I am also seeing that several women have dated married men and known about it.. But that is another story.. But again falls into this sort of category.. 

So I guess I am wondering has this what dating has degenerated to ? Or what the life of an older ( late 30s to 40s ) single person becomes ?..

Years back I had a female friend who mentioned that she would love to find a steady man, but it just seems everyone just wants to hook up.. She said its a bit tough sometimes but she just accepted that's how it is.. Again this was years ago ( maybe 5 ) and I was married at that time.. 

Jellybeans, you pretty much made it clear what I was getting at as well and maybe I'm not that mature. But I couldn't handle what I think as a monogamous relationship and have my GF have guy friends that even though she only seen them as friends are really guys that want to fvck her and in some cases for some people actually did fvck.. You get what I am saying ?

I would find it difficult being in the same place with a guy who is all chummy with my GF and knowing he had his d!ck in her at some time.. I feel like I'm the joke.. Like he is telling people, whatever you did to her, I did it first.. And yes I know people aren't virgins.. I just feel its too much in my face type of thing..


----------



## 2ntnuf (Jul 14, 2012)

It's been a long time since I was in that position. What I found was the female friends I had were interested in me, but if I did not show interest in them for more than a friendship, they didn't say much and seemed hurt unless I flirted a little. The ones who were not interested in me were friends because I was a friend of their SO. If there was no SO and they weren't interested, they generally did not like me and weren't very friendly or respectful.


----------



## meson (May 19, 2011)

It's more about how you feel than what others think. I'm one who thinks OSFs can add a lot to a person and it can work IF both spouses share the same opinion on it.

OSFs make you feel uncomfortable. Your GFs OSFs were an issue. These gut feeling will not go away and your GF ideas on it differ from yours so I would recommend being in a relationship where they are restricted.


----------



## 2ntnuf (Jul 14, 2012)

meson said:


> It's more about how you feel than what others think. *I'm one who thinks OSFs can add a lot to a person* and it can work IF both spouses share the same opinion on it.
> 
> OSFs make you feel uncomfortable. Your GFs OSFs were an issue. These gut feeling will not go away and your GF ideas on it differ from yours so I would recommend being in a relationship where they are restricted.

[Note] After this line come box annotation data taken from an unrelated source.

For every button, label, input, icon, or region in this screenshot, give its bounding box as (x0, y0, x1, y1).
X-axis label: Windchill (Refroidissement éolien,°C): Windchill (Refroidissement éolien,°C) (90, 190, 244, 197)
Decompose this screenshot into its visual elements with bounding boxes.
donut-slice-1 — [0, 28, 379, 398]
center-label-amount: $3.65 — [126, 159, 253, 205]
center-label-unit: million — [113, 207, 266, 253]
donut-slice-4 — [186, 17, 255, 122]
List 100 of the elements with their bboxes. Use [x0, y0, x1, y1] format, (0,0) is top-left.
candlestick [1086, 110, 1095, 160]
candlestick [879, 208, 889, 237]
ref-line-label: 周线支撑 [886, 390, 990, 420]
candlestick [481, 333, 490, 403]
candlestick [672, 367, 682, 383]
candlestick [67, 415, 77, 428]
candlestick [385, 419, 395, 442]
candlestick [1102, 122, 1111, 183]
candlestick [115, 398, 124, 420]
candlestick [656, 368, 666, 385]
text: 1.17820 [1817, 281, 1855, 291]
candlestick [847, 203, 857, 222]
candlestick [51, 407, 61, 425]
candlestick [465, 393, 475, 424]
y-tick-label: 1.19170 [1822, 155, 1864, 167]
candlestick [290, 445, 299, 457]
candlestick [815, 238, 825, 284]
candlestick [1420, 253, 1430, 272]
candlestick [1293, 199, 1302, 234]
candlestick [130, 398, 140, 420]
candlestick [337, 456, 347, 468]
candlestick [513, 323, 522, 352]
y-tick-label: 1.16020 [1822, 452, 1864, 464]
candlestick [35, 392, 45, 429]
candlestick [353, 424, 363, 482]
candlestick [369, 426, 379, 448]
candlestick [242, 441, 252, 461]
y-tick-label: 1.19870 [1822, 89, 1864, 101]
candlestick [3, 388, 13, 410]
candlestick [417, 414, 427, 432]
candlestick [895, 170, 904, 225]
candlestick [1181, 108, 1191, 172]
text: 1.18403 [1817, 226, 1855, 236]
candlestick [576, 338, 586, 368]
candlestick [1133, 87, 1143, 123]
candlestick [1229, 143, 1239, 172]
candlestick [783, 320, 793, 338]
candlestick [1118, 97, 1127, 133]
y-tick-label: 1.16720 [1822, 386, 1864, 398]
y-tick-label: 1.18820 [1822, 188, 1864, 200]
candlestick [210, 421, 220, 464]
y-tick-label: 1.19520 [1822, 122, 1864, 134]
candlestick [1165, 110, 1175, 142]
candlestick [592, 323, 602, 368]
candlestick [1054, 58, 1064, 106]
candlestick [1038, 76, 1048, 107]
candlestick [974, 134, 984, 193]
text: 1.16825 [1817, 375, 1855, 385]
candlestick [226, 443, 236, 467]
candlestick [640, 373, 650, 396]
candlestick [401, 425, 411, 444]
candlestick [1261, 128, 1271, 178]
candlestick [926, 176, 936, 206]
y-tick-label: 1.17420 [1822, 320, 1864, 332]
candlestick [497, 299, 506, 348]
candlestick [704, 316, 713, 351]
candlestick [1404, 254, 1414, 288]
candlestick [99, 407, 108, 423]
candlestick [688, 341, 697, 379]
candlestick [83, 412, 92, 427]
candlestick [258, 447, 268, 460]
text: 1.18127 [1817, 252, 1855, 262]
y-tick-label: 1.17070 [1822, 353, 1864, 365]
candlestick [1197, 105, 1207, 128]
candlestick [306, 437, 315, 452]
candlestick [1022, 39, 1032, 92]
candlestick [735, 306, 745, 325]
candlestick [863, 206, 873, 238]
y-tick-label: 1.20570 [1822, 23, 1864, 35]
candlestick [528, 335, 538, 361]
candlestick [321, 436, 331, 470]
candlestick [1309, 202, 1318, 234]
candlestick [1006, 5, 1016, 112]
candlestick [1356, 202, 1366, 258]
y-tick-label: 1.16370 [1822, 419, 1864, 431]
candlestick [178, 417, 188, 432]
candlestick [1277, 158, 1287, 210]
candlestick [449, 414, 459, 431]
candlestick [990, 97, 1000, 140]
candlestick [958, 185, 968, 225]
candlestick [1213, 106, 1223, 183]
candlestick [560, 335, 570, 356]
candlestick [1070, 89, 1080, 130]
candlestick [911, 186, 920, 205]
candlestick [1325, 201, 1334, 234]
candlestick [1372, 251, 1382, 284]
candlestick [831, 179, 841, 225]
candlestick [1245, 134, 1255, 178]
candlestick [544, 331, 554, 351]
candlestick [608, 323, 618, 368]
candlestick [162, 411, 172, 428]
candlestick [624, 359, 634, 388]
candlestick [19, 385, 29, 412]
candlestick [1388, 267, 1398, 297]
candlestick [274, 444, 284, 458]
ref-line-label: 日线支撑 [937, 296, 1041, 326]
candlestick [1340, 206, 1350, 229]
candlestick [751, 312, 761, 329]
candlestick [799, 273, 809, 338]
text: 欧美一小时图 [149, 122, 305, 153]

I think you forgot to add the ones in a relationship or married, have to be mature enough and secure enough in their relationship and personal boundaries surrounding fidelity, that everyone knows they are off-limits unless they are not in a relationship. There will be testing going on by those interested. Guaranteed there will. It's like putting up a deep discount sign in a favorite clothing or hardware store.


----------



## Openminded (Feb 21, 2013)

You understandably want someone who will totally focus on you without the distraction of OSF and there are plenty of females out there who would be happy to do that. 

Look harder for them and don't get distracted along the way by someone like your ex-girlfriend. That type will obviously never work for you.


----------